Namely, Asian ports are particularly crucial to the health of the global economy as they include nine of the world’s top 10 largest capacity trading locations. In fact, researchers now warn that low-lying Asian countries are expected to be the worst-affected by rising sea levels, and ports will be the first to feel some of the most dramatic effects.


Wärtsilä says that the 2015 Paris Agreement has been important in helping world governments commit to lower emissions in an attempt to soften the impact of climate change.

Yet, even if all the commitments are met as planned, it won’t stop sea levels from rising over the next two centuries. 

Ivan Haigh, an associate professor of Coastal Oceanography at Southampton University explains that most of the effects of sea level rise are “locked-in” because the sea warms at different speeds, stressing that

Even if we were to go to negative emissions tomorrow, sea levels are still going to rise for hundreds if not for thousands of years.

This is for two reasons;

  1. only the surface of the ocean has been heated- and that heat takes a long time to travel down into the depths;
  2. once ice starts melting, it carries on melting even if temperature changes.

Haigh underlines that no matter what, “we are going to experience at least a meter of sea level rise. It’s just a matter of when: is it going to be this century or over the next 200 years?

What is more, elevating Asia’s ports could provide some level of shield from rising sea levels, but, according to a 2018 report by Asia Engage, this could be costly.

Analysts found that countries would have to spend up to EUR 45 billion to raise up 53 of the region’s largest ports. Namely, according to the report, in order to future-proof the port of Shanghai, the busiest port in the world, against rising storm surges and other climate effects, costs would be between EUR 340 million and EUR 550 million.

In regards to South Korea, the higher price of construction along with other factors like larger warehouse areas, means the Gwangyang port in the country’s South Jeolla province would have to pay between EUR 1.45 billion and EUR 3.25 billion in order to prepare for the expected large sea level rises.

Such adaption costs also represent a significant portion of the entire amount required to build new ports.

For instance, Wärtsilä notes that in Singapore, the construction of the fully-automated Tuas mega-port is still ongoing and is expected to be fully completed in 2040; the maritime sector adds around 7% a year to Singapore’s GDP growth, with 170,000 people currently working in the industry.

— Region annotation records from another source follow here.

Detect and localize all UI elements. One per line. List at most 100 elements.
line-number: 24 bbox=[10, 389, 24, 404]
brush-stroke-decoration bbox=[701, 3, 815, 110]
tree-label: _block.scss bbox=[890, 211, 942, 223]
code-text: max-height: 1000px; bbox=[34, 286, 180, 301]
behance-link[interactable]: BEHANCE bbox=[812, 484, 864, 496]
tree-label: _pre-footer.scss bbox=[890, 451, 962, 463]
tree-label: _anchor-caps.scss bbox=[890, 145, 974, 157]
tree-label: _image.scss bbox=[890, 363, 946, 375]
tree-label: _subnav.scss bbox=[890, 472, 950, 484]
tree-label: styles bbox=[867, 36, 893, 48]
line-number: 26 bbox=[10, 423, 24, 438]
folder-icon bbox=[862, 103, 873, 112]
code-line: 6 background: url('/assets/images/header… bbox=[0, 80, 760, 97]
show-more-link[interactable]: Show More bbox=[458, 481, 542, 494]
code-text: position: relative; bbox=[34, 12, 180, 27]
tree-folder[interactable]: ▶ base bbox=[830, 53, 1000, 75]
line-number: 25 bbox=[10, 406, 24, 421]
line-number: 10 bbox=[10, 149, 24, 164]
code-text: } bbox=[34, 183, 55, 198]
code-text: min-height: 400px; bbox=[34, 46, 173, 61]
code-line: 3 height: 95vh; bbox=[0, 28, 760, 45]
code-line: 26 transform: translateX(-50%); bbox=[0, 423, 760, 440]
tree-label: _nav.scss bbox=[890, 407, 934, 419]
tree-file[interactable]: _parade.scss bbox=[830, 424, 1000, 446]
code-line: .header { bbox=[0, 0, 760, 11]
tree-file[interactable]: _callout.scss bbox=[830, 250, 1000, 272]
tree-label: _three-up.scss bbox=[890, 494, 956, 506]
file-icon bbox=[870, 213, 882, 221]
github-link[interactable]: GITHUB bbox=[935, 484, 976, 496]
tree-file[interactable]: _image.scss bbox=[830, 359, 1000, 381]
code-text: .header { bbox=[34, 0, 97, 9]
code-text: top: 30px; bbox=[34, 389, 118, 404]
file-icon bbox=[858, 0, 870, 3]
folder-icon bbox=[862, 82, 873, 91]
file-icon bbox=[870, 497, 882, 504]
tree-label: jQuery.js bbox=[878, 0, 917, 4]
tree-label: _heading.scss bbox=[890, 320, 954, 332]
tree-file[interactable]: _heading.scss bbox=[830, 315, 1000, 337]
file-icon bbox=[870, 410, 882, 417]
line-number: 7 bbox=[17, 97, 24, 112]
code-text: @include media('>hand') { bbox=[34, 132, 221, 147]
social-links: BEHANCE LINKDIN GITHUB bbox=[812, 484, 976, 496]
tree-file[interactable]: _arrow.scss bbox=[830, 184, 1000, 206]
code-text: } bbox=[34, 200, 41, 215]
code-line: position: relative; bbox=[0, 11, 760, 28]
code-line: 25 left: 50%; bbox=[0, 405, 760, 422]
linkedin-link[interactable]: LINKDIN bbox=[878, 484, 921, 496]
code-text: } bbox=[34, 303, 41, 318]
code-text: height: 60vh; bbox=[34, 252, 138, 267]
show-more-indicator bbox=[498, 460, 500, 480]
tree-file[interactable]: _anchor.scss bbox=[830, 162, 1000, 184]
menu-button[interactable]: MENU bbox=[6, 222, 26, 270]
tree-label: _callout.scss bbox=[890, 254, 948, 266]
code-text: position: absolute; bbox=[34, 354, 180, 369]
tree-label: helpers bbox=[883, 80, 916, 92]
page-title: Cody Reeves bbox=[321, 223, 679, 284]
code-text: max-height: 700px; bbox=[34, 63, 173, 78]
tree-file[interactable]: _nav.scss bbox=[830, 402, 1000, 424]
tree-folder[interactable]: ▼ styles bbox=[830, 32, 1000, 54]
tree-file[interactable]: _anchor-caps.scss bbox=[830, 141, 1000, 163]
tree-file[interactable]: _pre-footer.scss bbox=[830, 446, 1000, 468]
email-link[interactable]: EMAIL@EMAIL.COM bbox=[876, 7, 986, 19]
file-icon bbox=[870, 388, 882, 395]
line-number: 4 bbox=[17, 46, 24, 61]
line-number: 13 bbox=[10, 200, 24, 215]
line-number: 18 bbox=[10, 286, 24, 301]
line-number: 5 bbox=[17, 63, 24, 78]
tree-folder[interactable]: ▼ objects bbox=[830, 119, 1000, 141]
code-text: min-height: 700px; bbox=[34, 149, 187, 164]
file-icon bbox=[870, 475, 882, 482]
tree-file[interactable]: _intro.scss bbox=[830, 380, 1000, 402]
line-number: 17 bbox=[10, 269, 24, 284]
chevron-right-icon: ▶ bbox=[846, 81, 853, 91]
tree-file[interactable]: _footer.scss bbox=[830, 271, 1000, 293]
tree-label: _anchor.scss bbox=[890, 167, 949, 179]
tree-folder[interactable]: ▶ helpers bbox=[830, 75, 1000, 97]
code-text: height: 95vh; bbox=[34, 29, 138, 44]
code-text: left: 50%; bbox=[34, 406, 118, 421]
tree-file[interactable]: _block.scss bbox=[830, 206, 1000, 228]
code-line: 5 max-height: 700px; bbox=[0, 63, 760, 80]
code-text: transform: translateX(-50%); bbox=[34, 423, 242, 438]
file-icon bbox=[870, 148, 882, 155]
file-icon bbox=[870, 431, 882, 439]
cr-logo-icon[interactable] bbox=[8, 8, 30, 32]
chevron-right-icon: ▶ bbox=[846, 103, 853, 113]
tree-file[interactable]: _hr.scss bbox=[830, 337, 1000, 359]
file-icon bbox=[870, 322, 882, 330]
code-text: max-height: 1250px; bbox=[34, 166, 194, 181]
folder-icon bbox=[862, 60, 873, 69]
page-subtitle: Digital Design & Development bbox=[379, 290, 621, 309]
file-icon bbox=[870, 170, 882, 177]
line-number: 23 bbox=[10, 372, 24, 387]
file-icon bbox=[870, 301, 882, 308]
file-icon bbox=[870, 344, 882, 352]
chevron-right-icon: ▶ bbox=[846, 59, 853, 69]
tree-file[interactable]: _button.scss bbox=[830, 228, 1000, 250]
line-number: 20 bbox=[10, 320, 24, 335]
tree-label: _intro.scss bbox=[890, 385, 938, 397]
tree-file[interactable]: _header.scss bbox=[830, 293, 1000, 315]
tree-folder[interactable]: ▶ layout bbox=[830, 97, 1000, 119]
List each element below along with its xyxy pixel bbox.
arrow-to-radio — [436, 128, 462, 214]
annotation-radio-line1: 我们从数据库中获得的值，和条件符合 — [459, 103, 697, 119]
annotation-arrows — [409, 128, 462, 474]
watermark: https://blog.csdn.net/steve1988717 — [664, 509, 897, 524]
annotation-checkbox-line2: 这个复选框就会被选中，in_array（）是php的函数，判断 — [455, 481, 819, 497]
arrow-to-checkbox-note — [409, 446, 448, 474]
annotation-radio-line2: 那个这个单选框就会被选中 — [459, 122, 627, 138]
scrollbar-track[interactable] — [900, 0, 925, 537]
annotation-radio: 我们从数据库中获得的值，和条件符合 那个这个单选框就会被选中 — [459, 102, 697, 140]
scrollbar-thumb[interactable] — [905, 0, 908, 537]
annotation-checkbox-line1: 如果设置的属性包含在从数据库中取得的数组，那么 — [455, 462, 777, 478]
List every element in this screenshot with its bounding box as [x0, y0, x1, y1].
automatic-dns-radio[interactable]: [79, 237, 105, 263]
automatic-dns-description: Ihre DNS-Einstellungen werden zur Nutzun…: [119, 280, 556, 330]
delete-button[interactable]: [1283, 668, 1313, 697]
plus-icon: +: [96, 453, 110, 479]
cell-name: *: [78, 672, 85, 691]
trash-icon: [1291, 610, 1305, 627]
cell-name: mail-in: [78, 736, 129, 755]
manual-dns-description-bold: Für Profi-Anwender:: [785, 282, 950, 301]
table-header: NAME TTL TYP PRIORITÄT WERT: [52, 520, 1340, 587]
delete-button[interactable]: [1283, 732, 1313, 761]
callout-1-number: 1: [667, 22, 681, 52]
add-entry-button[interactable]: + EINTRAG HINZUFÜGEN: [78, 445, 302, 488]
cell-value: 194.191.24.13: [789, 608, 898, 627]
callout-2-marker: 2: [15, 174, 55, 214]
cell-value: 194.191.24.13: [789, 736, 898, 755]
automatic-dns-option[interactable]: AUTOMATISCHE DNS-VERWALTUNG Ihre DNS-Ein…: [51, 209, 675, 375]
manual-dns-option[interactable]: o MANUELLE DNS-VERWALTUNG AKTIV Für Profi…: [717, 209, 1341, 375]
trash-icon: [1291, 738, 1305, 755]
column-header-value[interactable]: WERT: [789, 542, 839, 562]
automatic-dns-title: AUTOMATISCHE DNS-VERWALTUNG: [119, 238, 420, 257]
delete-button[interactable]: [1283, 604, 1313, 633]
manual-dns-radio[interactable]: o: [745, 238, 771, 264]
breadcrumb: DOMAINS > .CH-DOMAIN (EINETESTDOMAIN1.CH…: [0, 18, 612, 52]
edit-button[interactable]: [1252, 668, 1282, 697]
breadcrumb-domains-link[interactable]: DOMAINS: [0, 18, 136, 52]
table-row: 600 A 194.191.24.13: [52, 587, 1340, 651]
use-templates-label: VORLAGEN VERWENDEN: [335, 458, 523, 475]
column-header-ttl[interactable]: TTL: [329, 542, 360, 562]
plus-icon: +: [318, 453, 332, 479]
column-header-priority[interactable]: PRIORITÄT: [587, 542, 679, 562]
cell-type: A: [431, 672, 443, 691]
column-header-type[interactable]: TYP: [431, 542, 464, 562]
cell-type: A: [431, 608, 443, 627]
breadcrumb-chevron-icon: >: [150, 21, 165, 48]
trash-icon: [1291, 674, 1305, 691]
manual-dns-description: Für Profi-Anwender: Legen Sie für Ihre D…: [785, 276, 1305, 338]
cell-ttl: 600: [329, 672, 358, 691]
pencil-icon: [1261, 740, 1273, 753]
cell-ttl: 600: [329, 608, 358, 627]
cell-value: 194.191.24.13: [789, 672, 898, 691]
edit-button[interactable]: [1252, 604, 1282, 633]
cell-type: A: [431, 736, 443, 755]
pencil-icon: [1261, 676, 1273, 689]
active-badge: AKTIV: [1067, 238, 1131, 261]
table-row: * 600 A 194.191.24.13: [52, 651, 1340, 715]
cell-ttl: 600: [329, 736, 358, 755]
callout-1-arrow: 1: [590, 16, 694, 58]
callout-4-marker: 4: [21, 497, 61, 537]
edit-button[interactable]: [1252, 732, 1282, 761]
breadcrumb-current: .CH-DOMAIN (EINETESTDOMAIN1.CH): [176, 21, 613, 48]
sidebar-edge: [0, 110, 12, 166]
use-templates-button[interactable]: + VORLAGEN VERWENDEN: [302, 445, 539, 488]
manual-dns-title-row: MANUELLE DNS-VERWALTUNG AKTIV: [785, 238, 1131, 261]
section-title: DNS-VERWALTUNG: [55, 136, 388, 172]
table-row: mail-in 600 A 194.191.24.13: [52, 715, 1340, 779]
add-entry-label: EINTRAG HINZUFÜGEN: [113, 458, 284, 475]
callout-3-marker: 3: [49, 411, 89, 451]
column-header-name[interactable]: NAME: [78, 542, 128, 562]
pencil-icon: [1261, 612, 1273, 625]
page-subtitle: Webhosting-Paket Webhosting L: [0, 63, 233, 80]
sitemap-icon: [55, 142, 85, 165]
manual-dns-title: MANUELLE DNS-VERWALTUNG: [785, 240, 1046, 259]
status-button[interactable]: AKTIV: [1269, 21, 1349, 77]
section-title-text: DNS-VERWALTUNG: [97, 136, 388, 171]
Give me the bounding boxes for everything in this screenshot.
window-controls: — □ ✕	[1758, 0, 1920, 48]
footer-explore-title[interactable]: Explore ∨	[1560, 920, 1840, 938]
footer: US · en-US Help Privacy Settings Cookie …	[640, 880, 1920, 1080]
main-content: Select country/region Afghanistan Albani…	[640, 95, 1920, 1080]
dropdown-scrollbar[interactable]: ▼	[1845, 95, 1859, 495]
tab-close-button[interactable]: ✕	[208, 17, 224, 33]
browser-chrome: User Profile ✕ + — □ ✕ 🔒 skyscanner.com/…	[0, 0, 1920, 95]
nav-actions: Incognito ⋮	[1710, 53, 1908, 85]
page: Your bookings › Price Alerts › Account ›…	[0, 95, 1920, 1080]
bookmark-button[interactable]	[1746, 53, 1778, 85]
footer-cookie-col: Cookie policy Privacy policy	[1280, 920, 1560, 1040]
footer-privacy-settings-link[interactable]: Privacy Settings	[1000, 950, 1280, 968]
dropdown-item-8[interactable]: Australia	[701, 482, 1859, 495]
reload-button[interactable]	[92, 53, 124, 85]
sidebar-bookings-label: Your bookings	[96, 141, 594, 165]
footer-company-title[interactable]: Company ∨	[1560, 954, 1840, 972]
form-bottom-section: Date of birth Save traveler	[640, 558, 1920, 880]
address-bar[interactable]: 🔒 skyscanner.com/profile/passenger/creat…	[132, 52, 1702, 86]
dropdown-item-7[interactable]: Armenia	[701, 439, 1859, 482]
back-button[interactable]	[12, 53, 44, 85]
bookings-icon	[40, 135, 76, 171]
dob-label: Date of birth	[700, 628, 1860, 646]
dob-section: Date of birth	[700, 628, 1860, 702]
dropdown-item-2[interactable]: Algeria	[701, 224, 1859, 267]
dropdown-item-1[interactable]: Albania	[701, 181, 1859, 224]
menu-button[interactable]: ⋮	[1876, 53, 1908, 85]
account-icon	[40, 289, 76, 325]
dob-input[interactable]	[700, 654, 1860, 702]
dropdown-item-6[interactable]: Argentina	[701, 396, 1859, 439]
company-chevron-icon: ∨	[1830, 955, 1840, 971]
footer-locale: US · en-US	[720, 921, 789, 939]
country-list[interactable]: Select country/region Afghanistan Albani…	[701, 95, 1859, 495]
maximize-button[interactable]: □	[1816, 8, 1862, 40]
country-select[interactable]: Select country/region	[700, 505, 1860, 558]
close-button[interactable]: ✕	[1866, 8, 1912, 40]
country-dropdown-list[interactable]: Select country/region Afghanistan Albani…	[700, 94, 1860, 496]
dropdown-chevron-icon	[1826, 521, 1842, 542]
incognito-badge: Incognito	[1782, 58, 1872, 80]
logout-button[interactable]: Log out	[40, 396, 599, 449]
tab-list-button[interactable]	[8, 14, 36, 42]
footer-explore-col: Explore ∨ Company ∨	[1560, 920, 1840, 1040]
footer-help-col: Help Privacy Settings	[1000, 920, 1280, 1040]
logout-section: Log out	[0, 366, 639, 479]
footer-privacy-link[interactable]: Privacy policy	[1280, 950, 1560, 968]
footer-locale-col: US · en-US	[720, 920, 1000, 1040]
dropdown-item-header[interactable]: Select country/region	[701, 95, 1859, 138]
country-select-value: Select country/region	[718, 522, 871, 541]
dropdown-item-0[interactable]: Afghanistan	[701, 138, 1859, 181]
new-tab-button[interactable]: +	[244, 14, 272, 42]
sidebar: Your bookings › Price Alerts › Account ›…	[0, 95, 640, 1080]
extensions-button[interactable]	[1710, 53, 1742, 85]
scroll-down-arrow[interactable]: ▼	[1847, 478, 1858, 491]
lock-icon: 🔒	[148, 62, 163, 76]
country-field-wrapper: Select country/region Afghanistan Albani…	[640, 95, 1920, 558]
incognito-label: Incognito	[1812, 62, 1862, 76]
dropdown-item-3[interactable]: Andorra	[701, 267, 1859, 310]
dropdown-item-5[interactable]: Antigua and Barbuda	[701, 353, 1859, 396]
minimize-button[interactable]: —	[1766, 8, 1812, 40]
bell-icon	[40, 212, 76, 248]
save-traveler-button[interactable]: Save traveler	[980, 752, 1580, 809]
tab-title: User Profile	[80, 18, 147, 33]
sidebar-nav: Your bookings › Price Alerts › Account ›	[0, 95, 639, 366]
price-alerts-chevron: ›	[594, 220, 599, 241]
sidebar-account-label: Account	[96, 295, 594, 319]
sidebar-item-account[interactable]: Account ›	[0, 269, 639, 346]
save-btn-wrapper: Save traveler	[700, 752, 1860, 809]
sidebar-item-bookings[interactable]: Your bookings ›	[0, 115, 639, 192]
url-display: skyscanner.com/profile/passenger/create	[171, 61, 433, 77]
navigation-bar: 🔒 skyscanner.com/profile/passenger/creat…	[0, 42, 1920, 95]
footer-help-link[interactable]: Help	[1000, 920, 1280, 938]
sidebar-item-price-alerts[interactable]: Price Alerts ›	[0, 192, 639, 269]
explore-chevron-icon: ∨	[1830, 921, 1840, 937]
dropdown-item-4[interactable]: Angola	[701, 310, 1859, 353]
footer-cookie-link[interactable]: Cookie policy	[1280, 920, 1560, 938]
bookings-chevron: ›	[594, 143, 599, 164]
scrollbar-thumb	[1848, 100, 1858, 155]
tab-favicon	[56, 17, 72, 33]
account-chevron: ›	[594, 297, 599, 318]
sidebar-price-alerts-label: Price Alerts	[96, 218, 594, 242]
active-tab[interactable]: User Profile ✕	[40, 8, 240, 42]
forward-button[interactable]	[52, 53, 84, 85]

Asia Engage further estimated that the cost of altering the port to adapt to sea level rises to be EUR 1.1 billion, some 19% of the full price of building the giant 8.6km-long terminal.

Whatsoever, it is said that Singapore’s port could be shielded from some of the worst effects of climate change due to its government’s foresight in putting protective regulation in place.

Notably, Tuas is being built on land reclaimed from the sea; it was in 2011, when Singapore raised the minimum height requirements for reclaimed land from 3 metres to 4 metres above sea level.

What is more, a 2015 Stanford University paper, estimated that the expected costs to US ports of intervention to protect against sea level rise and found the price of sea wall and bulkhead construction to be between EUR 750,000 per km and EUR 2 million per km, while building dikes or levees to protect against one metre of sea level rise varied from EUR 1 million per km to EUR 4 million per km.

Yet, a 2019 Maritime Economics and Logistics paper called for main adaptation steps to “include storm defences, elevation to compensate for projected sea levels and even relocation.”

Jim Hall, Professor of Climate and Environmental Risk at Oxford University’s school of geography and the environment comes to add that it would be very surprising if a port operator decided to move somewhere else because of the effects of worsening sea level rise, adding that every port will have to adapt eventually.

Port operators will have to consider the very challenging cost-benefit analysis when determining how to revamp their infrastructure to deal with the accelerating effects of climate change.

Lastly, according to Wärtsilä

Given the reality of rising sea levels, not acting at all is no longer a viable choice.

In late 2019, it was reported that the Port of San Diego was preparing for the future sea level rise and has taken practical measures to mitigate this problem. Namely, at the location of a future hotel and convention center in Chula Vista, the Port trucked enough soil to raise the ground level by 14 feet.